Jablonski considered a hypothesis first proposed in the 1960s by biochemist W. Farnsworth Loomis, who suggested that vitamin D might play a role in the evolution of skin color. Unlike folate, which is destroyed by excess sunlight, the production of vitamin D requires ultraviolet light. Vitamin D is crucial for good health: it helps the body absorb calcium and deposit it in bones. During pregnancy women need extra vitamin D to nourish the growing embryo. And because vitamin D is so important for healthy bone growth, too little might cause bone distortion, and a distorted pelvis would make it difficult for a woman to bear children (INFOGRAPHIC 20.3).

INFOGRAPHIC 20.3 FOLATE AND VITAMIN D ARE NECESSARY FOR REPRODUCTIVE HEALTH

Building on this previous work, in 2000 Jablonski and Chaplin compared data on skin color in indigenous populations from more than 50 countries to levels of global ultraviolet light as measured by NASA satellites. They found a clear correlation: the weaker the ultraviolet light, the fairer the skin—a compelling suggestion that both dark and light skin are linked to levels of global sunlight. They published their results in the Journal of Human Evolution.

The researchers now had a complete hypothesis: light skin evolved in sun-poor parts of the world because it helped the body produce vitamin D, while dark skin evolved because it helped protect the body’s folate stores in people who lived in sunny climates. The body’s need to balance levels of these two important nutrients given varied levels of UV light explains why there is so much variation in skin tone around the globe (INFOGRAPHIC 20.4).

INFOGRAPHIC 20.4 HUMAN SKIN COLOR CORRELATES WITH UV LIGHT INTENSITY
Nina Jablonski and George Chaplin used NASA satellite measurements of UVB intensity to predict the amount of skin pigment that would best block harmful UV rays yet still enable the body to produce sufficient vitamin D in populations around the globe. Their predictions closely match actual skin color variations around the world.

SOURCE: Chaplin, G. (2004) Geographic distribution of environmental factors influencing human skin coloration. Journal of Physical Anthropology 125:292-302. Map updated in 2007.

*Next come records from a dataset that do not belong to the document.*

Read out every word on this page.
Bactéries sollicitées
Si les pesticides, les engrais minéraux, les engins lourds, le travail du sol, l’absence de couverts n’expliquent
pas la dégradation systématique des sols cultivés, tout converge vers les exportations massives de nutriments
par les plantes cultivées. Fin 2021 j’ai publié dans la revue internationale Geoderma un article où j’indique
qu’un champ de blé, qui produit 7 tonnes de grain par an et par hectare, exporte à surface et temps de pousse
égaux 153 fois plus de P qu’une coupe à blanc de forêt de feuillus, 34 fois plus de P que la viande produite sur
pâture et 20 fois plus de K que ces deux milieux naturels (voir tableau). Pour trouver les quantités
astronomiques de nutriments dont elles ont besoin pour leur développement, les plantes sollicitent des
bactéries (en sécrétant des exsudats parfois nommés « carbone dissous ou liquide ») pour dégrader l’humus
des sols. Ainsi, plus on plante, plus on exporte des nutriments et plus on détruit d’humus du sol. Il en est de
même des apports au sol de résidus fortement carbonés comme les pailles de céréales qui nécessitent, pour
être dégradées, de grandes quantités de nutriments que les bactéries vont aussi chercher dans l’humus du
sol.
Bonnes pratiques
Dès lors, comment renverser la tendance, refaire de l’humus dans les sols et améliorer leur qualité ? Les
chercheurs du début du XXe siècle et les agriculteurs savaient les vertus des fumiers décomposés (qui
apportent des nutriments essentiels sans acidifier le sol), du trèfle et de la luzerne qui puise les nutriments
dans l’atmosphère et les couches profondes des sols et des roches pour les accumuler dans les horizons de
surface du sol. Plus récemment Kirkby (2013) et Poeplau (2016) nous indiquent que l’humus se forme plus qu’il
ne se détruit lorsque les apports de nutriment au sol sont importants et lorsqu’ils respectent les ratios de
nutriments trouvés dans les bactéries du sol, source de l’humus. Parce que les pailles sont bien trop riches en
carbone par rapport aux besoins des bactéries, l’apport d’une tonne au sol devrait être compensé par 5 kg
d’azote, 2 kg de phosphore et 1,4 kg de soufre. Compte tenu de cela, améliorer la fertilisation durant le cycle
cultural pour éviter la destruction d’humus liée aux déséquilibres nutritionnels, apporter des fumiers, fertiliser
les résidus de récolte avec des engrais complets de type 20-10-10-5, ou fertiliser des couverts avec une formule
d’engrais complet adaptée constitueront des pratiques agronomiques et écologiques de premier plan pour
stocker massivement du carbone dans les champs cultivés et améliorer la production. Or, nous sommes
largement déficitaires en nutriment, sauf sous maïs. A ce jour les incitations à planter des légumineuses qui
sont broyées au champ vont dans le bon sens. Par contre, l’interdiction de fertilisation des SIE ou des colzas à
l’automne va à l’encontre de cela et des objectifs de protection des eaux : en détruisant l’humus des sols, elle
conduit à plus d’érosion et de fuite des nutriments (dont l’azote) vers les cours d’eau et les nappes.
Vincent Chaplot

Since the publication of Jablonski and Chaplin’s work, many other scientists have tested their hypothesis, and it is now the most widely accepted explanation for the evolution of human skin color. As Jablonski points out, “It synthesizes the available information on the biology of skin from anatomy, physiology, genetics, and epidemiology, and has not been contradicted by any subsequent data.”